Cyber Security Analyst

Description:

Cyber Security Analyst - Governance, Risk and Culture (GRC)

Baringa’s TeCy Group (Technology & Cyber) is a global function supporting the firm as it enters new markets. We’re on a mission to develop great technology products and deliver great services. We’ve installed a new operating system for ourselves and rebooted what was a corporate IT department to an in-house technology company - transforming the way we work and opening the way to serve Baringa’s clients directly. We’re working on sustainability, committed to Net Zero in our supply-chain and services. We’re keeping our firm safe: protecting our data and our reputation. We are embarking upon and will be the driving force behind a new 3-Year digital strategy for the firm.

Yes, we’ve got a big job in the Baringa Technology & Cyber group.

So much to build on, so much to progress. So much to deliver. So much to play for! 
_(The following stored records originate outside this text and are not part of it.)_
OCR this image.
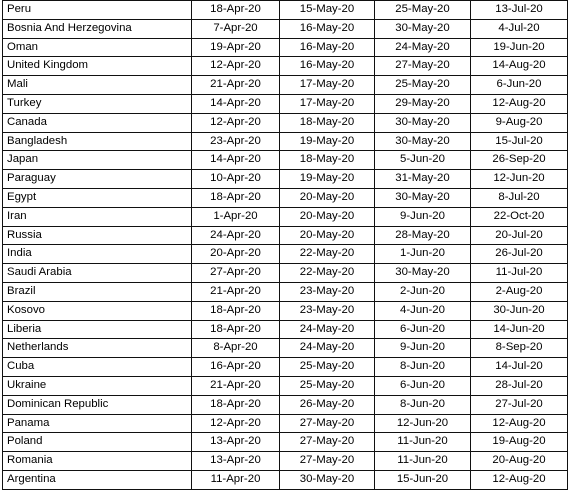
Peru	18-Apr-20	15-May-20	25-May-20	13-Jul-20
Bosnia And Herzegovina	7-Apr-20	16-May-20	30-May-20	4-Jul-20
Oman	19-Apr-20	16-May-20	24-May-20	19-Jun-20
United Kingdom	12-Apr-20	16-May-20	27-May-20	14-Aug-20
Mali	21-Apr-20	17-May-20	25-May-20	6-Jun-20
Turkey	14-Apr-20	17-May-20	29-May-20	12-Aug-20
Canada	12-Apr-20	18-May-20	30-May-20	9-Aug-20
Bangladesh	23-Apr-20	19-May-20	30-May-20	15-Jul-20
Japan	14-Apr-20	18-May-20	5-Jun-20	26-Sep-20
Paraguay	10-Apr-20	19-May-20	31-May-20	12-Jun-20
Egypt	18-Apr-20	20-May-20	30-May-20	8-Jul-20
Iran	1-Apr-20	20-May-20	9-Jun-20	22-Oct-20
Russia	24-Apr-20	20-May-20	28-May-20	20-Jul-20
India	20-Apr-20	22-May-20	1-Jun-20	26-Jul-20
Saudi Arabia	27-Apr-20	22-May-20	30-May-20	11-Jul-20
Brazil	21-Apr-20	23-May-20	2-Jun-20	2-Aug-20
Kosovo	18-Apr-20	23-May-20	4-Jun-20	30-Jun-20
Liberia	18-Apr-20	24-May-20	6-Jun-20	14-Jun-20
Netherlands	8-Apr-20	24-May-20	9-Jun-20	8-Sep-20
Cuba	16-Apr-20	25-May-20	8-Jun-20	14-Jul-20
Ukraine	21-Apr-20	25-May-20	6-Jun-20	28-Jul-20
Dominican Republic	18-Apr-20	26-May-20	8-Jun-20	27-Jul-20
Panama	12-Apr-20	27-May-20	12-Jun-20	12-Aug-20
Poland	13-Apr-20	27-May-20	11-Jun-20	19-Aug-20
Romania	13-Apr-20	27-May-20	11-Jun-20	20-Aug-20
Argentina	11-Apr-20	30-May-20	15-Jun-20	12-Aug-20
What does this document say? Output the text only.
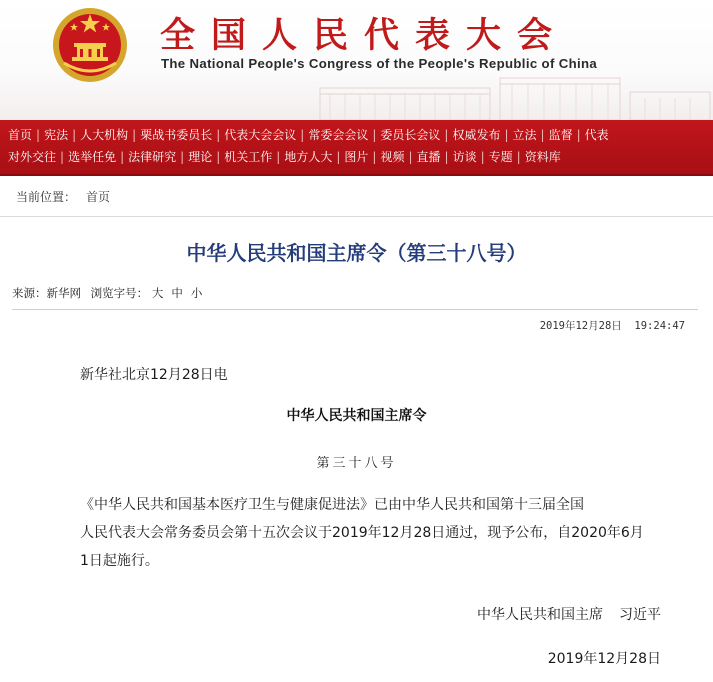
全国人民代表大会
The National People's Congress of the People's Republic of China
首页 | 宪法 | 人大机构 | 栗战书委员长 | 代表大会会议 | 常委会会议 | 委员长会议 | 权威发布 | 立法 | 监督 | 代表
对外交往 | 选举任免 | 法律研究 | 理论 | 机关工作 | 地方人大 | 图片 | 视频 | 直播 | 访谈 | 专题 | 资料库
当前位置： 首页
中华人民共和国主席令（第三十八号）
来源：新华网 浏览字号： 大 中 小
2019年12月28日  19:24:47
新华社北京12月28日电
中华人民共和国主席令
第三十八号
《中华人民共和国基本医疗卫生与健康促进法》已由中华人民共和国第十三届全国
人民代表大会常务委员会第十五次会议于2019年12月28日通过，现予公布，自2020年6月
1日起施行。
中华人民共和国主席 习近平
2019年12月28日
Do you know what though? We’re going to do it. All of it and more. We have the support to drive change. We have a diverse group of 90 amazing technology & cyber professionals. We have the belief. We are going to do great things.

Come and join us.

Overview

We are currently looking for a Cyber Security Analyst to join our Governance, Risk and Culture (GRC) capability within the wider Cyber Security Team, where you will play a key role in strengthening the firm’s security posture, ensuring compliance, and embedding a cyber-conscious culture across the organisation. The role contributes to the delivery of governance, risk management and assurance activities, including supplier due diligence, audit responses, and the development and maintenance of security policies, standards and controls.
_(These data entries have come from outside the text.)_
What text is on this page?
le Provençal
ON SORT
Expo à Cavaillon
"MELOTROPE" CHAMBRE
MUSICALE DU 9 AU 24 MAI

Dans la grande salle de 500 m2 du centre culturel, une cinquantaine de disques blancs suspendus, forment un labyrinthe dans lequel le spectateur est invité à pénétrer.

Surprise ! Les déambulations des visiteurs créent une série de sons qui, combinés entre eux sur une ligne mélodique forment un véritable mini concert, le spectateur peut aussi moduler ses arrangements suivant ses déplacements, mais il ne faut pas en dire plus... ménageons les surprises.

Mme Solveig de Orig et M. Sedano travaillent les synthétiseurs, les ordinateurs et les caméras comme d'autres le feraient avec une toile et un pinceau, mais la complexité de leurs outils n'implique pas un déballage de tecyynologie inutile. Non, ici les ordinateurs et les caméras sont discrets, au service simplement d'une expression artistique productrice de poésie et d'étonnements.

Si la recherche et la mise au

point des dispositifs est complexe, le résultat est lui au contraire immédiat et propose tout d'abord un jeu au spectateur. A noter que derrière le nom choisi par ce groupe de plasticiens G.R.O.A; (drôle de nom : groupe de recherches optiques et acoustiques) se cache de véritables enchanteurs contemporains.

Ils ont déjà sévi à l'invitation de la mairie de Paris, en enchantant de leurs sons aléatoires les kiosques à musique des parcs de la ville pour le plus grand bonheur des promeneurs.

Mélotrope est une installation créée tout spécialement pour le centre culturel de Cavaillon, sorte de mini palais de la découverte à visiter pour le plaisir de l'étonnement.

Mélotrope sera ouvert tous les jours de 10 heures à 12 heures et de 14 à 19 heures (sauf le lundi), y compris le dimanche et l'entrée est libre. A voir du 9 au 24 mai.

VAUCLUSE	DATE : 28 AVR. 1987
You will be a key member of a growing team in a dynamic, consulting-led environment, working closely with technical, IT and business stakeholders to identify and manage cyber risks and align security strategy with business priorities. Baringa will support your development across GRC domains, offering exposure to evolving regulatory requirements, cloud technologies and emerging areas such as AI, with a wide range of opportunities to shape our approach and make a meaningful impact.

What will you be doing?

Develop a complete understanding of Baringa’s technology and information systems.
Lead in the response to RFPs/audits, including supplier security due diligence and third-party audit and assurance activities.
Identify and communicate current and emerging security threats and cyber risks.
Support a program of awareness-raising and training to deliver compliance and to foster a cyber conscious culture across the company.
Assist with the definition, implementation and maintenance of corporate security policies, standards and procedures.
Provide ‘hands on’ assistance, particularly in technical control implementation and incident response.
Coordinating the needs of in-house IT experts and remote employees, vendors and contractors.
Work as part of a team to communicate ideas, suggestions and solutions that achieve the firm’s long-term objectives, especially the GRC Strategy.
Align organisational security strategy and infrastructure with overall business and information technology strategy.
Manage company compliance with information security, policies, standards, contractual obligations and guidance through business managers and champions providing advice, support and guidance on risk based good practice.
Lead on and produce technical security MI in support of governance and vulnerability management engagements.
Support client engagement leads on client queries and requests - during the business development process and during ongoing client engagement - regarding Baringa’s information technology security policies and processes.

What are we looking for?

We recruit individuals at all levels based on merit. Some of the key sills we are looking for:

Experience in full-time operational Cyber Security GRC, or Cyber Security role.
Experience of compliance requirements for cloud technologies stacks such as Microsoft and AWS .
Experience utilising emerging technologies, such as AI, to design and implement security solutions, monitoring and improving those solutions while working with a Cyber Security team.
Thorough understanding of relevant industry security standards and protocols including ISO27001, National Institute of Standards and Technology (NIST), NSCS CAF, SOC, NIS 2 Directive and NCSC Cloud Security Principles.
Background of consulting and engineering the design and development of security best practices, implementation of security measures, policies and processes to meet business goals, customer needs and regulatory requirements.
Ability to use logic and reasoning to identify the strengths and weaknesses of IT systems, while seeking out vulnerabilities in IT infrastructures.
Assist in risk assessment procedures, policy formation, role-based authorisation methodologies, authentication technologies and security attack pathologies.
Growth mentality with excellent problem-solving skills, willing to assist in all areas of Cyber and to learn new technologies & processes.
A self-motivated individual with a “can do” attitude, who can work on their own initiative as well as part of a team.
An excellent communicator who can help develop good Cyber practices with an ability to interact with all levels within the company.
Strong leadership, stakeholder management, and project/team-building skills, including the ability to lead teams and drive initiatives in multiple departments.